Galway Independent. Talking history: Nora Barnacle by William Henry. Wednesday, 8th March,
2017 1:00am.
http://www.galwayindependent.com/opinion/talkinghistory/articles/2017/03/08/4136161-nora-
barnacle/

3. From the knowledge that I have got of the different types of narrators, I think that this
narrator is an intrusive one rather an omniscient one, or both of them, because I do not know if the
intrusive narrator includes the omniscient narrator too. In any case, he sometimes knows everything
about the characters and other times he admits that he does not know where or how their characters
are, and he wants as well to maintain their soul and personality by not assigning them different
qualities than the ones their personality possesses. He allows himself to advice both the reader and
the characters (there is a good example more or less related to this answer, in which, at the end of
Chapter 55 Fowles shows himself looking to his characters: Now the question I am asking, as I
stare at Charles, is not quite the same as the two above. But rather, what the devil am I going to do
with you? and later when Charles directly looks at Fowles), he uses all the possible singular and
plural grammatical persons when writing, he uses flashbacks when he speaks about previous times
and the present time (both in the novel time and in the real time while he writes the work, as for
example when he mentions trends and movies), and he hesitates and questions himself through the
whole work.

4. In chapter 13 the process of writing is analyzed, stopping in some way the plot for a while.
Although this writing technique was new at that time, what we cannot deny is that the reader was
expecting that (it is the best equivalence that I could find for se vea venir) because Fowles was
continually in and out of the plot from the very beginning, like in a surrealistic work in which the
author has the compelling need to stop the action in order to explain something related to it ( or not,
but the use of metalinguistic vocabulary is obvious). So Fowles is showing his process of writing and
he explains how he takes care of his characters or creations. At this point Fowles admits that he
wants them as free but loyal to their personality at the same time to the point that he does not want to
make his characters do, think, or make something that could betray their soul, like if putting himself
in the place of a father or God (if any). To sum it up, in this chapter the narrator/Fowles shows
himself as another character in the work (though in my opinion the narrator in The French
Lieutenants Woman can be considered as another character through the whole work) to express how
he has been struggling in this process of shaping the characters (or just making them real copies of
their moulds).

5. The French Lieutenants Woman ending is a well-built one, because the writer is telling
why he wrote that ending. He is explaining his reasons for finish that way, which is something
revealing and calming, just because the reader has for once all the clues for the novel, and this could
have the sense of being against the own ending (or all the different endings shown) but it is not,
because without having all those clues, the reader is sure to be completely lost. And eventually
everything can be summarized as a child game, in which the author chooses a more or less suitable
ending, but in this case Fowles knows that the reader has been enlightened yet and she or he is not
going to rely in everything they read because they have been told so and warned by the reader.
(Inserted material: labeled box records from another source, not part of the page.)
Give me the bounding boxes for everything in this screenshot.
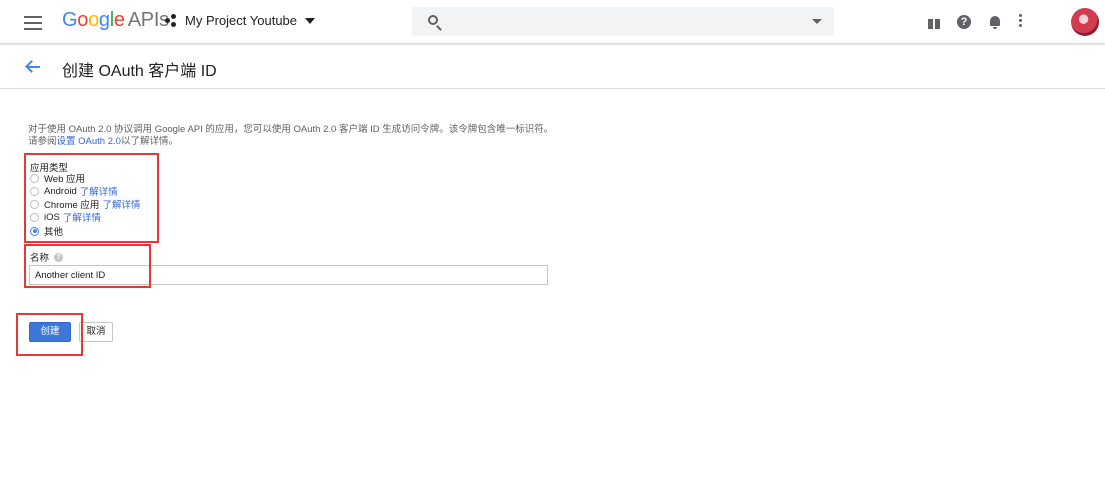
ios-learn-more-link[interactable]: 了解详情 [63, 210, 101, 224]
more-vert-icon[interactable] [1019, 14, 1023, 30]
radio-button[interactable] [30, 199, 39, 209]
help-circle-icon[interactable]: ? [54, 252, 64, 262]
radio-chrome-app[interactable]: Chrome 应用 了解详情 [30, 197, 140, 211]
radio-button[interactable] [30, 212, 39, 222]
form-description: 对于使用 OAuth 2.0 协议调用 Google API 的应用，您可以使用… [28, 124, 554, 147]
name-label: 名称 ? [30, 250, 64, 264]
project-dots-icon [165, 13, 181, 28]
page-header: 创建 OAuth 客户端 ID [0, 45, 1105, 89]
notifications-bell-icon[interactable] [987, 14, 1003, 30]
avatar[interactable] [1071, 8, 1099, 36]
logo-apis-text: APIs [127, 9, 169, 31]
search-input[interactable] [452, 11, 792, 32]
android-learn-more-link[interactable]: 了解详情 [80, 184, 118, 198]
project-selector[interactable]: My Project Youtube [165, 13, 316, 28]
page-title: 创建 OAuth 客户端 ID [62, 63, 217, 80]
radio-button[interactable] [30, 186, 39, 196]
radio-other[interactable]: 其他 [30, 224, 63, 238]
radio-android[interactable]: Android 了解详情 [30, 184, 118, 198]
setup-oauth-link[interactable]: 设置 OAuth 2.0 [57, 136, 121, 147]
caret-down-icon [305, 17, 316, 24]
radio-ios[interactable]: iOS 了解详情 [30, 210, 101, 224]
radio-button-checked[interactable] [30, 226, 39, 236]
chrome-learn-more-link[interactable]: 了解详情 [102, 197, 140, 211]
search-dropdown-icon[interactable] [812, 19, 822, 24]
hamburger-menu-icon[interactable] [24, 12, 42, 32]
project-name: My Project Youtube [185, 13, 298, 28]
radio-web-app[interactable]: Web 应用 [30, 171, 85, 185]
name-input[interactable] [29, 265, 548, 285]
search-icon [428, 15, 438, 25]
google-apis-logo[interactable]: Google APIs [62, 9, 169, 32]
top-app-bar: Google APIs My Project Youtube ? [0, 0, 1105, 44]
back-arrow-icon[interactable] [24, 58, 42, 76]
search-bar[interactable] [412, 7, 834, 36]
create-button[interactable]: 创建 [29, 322, 71, 342]
cancel-button[interactable]: 取消 [79, 322, 113, 342]
gift-icon[interactable] [926, 14, 942, 30]
help-icon[interactable]: ? [957, 15, 971, 29]
radio-button[interactable] [30, 173, 39, 183]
Moving to the second question and sincerely speaking, I find Long Story Short ending quite
impressive and fun because, after playing with the reader about if the writing is real or invented,
about how the story is going to continue, finish, or start again, etc eventually the reader can realize
that everything is in the authors mind because maybe he could have been cheated by his brother and
his fiance and he is imagining a surrealistic situation in which, for him, there is a happy ending full
of revenge and greetings (just to continue with the irony).